Tayyip Erdoğan gidişin farkında mı acaba?

AKP’de AB konusunda garip rüzgarla esiyor. Hükümet, rehavete kapılmış gibi... Alınması gereken kararlar gecikiyor. Patrik Yunan vatandaşı gibi görülüyor. Son derece yanlış adımlar atılıyor.

Avrupa’dan biraz iyi haber geldi ya, Ankara’da hemen bir gevşeme başladı. Sanki sorunlar çözülmüş geriye hiçbirşey kalmamış ve AB’den müzakere tarihi alınması konusu halledilmiş gibi bir hava esiyor. Oysa işler hiçte öyle değil. Gelişmeler, olumlu ancak, daha yapılması –hem de hiç zaman harcamadan- tamamlanması gereken son derece önemli işler var.
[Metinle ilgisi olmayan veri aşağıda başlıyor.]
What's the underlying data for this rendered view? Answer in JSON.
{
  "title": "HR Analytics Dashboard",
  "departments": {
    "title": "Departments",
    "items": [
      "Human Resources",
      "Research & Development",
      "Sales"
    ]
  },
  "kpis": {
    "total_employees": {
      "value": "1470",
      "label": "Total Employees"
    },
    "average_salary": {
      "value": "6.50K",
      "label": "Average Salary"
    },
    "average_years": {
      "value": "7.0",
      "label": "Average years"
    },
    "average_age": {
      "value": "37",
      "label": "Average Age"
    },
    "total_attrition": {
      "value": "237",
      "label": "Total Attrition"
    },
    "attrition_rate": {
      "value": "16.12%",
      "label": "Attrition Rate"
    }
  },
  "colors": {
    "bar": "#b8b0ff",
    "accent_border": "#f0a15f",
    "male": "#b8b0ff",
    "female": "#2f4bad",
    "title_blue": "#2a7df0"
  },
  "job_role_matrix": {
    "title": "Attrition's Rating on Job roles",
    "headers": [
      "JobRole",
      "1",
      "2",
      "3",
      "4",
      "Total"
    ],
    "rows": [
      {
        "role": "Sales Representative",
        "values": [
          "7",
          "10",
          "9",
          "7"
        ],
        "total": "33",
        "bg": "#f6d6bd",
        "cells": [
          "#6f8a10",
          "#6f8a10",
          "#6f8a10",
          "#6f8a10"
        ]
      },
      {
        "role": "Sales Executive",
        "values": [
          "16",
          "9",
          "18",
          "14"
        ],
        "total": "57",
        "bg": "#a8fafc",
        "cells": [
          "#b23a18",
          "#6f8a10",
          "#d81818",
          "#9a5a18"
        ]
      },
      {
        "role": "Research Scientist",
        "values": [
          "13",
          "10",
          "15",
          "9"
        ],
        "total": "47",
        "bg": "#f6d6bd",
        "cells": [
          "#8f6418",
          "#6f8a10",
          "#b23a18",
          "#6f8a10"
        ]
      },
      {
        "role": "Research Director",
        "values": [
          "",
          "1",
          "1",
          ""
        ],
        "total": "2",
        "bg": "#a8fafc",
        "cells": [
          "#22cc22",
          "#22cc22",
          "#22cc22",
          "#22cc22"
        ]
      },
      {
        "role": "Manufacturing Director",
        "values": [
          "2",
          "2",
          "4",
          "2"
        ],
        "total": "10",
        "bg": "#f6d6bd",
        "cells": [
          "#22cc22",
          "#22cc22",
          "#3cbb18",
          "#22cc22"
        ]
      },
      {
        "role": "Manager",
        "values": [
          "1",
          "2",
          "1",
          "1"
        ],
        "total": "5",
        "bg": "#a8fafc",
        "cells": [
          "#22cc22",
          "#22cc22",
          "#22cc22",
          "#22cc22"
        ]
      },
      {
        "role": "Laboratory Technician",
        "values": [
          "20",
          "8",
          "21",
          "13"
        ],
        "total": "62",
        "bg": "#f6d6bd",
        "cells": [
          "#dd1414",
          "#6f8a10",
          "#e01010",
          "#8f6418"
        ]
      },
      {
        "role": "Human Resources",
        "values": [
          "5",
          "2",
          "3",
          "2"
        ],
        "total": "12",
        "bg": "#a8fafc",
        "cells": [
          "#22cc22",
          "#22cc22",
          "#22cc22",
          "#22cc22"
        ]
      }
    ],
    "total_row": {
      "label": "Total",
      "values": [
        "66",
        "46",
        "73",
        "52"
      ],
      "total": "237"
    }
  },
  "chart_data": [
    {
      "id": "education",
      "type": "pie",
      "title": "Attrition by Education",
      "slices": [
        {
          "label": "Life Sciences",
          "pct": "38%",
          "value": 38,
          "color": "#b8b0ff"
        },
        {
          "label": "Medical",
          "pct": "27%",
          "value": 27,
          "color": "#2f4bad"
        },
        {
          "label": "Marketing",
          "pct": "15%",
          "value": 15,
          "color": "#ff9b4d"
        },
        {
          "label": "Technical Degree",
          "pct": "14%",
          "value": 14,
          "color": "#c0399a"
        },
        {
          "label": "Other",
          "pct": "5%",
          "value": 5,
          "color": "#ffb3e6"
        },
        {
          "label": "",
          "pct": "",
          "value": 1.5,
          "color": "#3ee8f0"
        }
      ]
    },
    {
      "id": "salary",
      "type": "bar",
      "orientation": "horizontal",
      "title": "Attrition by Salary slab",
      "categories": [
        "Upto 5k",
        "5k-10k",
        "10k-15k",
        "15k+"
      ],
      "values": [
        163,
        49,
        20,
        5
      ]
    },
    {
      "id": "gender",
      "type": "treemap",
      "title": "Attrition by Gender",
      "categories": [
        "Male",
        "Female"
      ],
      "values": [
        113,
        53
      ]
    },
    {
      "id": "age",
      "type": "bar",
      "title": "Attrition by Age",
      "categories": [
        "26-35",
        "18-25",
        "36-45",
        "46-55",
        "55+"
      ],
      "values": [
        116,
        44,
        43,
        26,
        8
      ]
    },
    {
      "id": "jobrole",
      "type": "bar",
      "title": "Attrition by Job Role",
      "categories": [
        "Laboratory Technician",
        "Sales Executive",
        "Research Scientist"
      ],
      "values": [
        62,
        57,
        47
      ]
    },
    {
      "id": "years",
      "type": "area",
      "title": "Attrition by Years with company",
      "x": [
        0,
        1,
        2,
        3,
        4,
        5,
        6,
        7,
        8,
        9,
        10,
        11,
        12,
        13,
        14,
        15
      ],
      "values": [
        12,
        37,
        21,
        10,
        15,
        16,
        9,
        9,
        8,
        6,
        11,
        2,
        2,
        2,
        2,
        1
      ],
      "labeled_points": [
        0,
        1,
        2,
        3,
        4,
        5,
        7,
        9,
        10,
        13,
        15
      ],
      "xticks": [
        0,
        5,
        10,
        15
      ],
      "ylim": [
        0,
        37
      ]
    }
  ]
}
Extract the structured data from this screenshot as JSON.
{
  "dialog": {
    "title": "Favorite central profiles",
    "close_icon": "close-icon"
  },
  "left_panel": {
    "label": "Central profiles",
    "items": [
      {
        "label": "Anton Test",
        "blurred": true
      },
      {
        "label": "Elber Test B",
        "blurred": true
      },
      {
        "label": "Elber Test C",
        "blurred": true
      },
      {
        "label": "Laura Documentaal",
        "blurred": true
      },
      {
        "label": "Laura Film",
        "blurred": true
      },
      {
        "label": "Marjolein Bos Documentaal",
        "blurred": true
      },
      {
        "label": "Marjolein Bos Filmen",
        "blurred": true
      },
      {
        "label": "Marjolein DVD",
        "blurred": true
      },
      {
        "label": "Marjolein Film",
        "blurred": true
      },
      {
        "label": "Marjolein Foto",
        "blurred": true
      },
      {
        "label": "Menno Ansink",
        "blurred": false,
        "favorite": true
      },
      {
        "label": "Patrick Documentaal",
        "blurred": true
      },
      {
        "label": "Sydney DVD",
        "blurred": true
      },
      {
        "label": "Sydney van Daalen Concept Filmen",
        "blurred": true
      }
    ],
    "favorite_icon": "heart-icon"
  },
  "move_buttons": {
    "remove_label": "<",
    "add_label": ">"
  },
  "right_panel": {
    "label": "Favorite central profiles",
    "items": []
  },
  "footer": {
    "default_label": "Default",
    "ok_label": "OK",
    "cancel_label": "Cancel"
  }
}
Ankara’daki “biz bu işi hallettik” havası, Hollanda Başbakanı Jan Peter Balkenende’ın iki hafta önceki görüşmeleri sırasında da su üstüne çıktı. 2004’ün Türkiye açısından en kritik geçmesi beklenen ikinci yarısında AB dönem başkanlığını yönetecek olan Hollandalılarla Başbakan Erdoğan öylesine bir havada konuşmuş ki, konuyu yakından izleyen yetkililerin bana söylediklerine göre “Hollanda Başbakanı etrafındakilere, herşey bu kadar yolunda ise, beni buralara neden getirdiniz”demiş. “Hepimiz Başbakan Erdoğan’ın konuşmasını hayretle karşıladık” diyen aynı yetkili. Türk hükümetinin gerçekleri görmediğine dikkat çekti.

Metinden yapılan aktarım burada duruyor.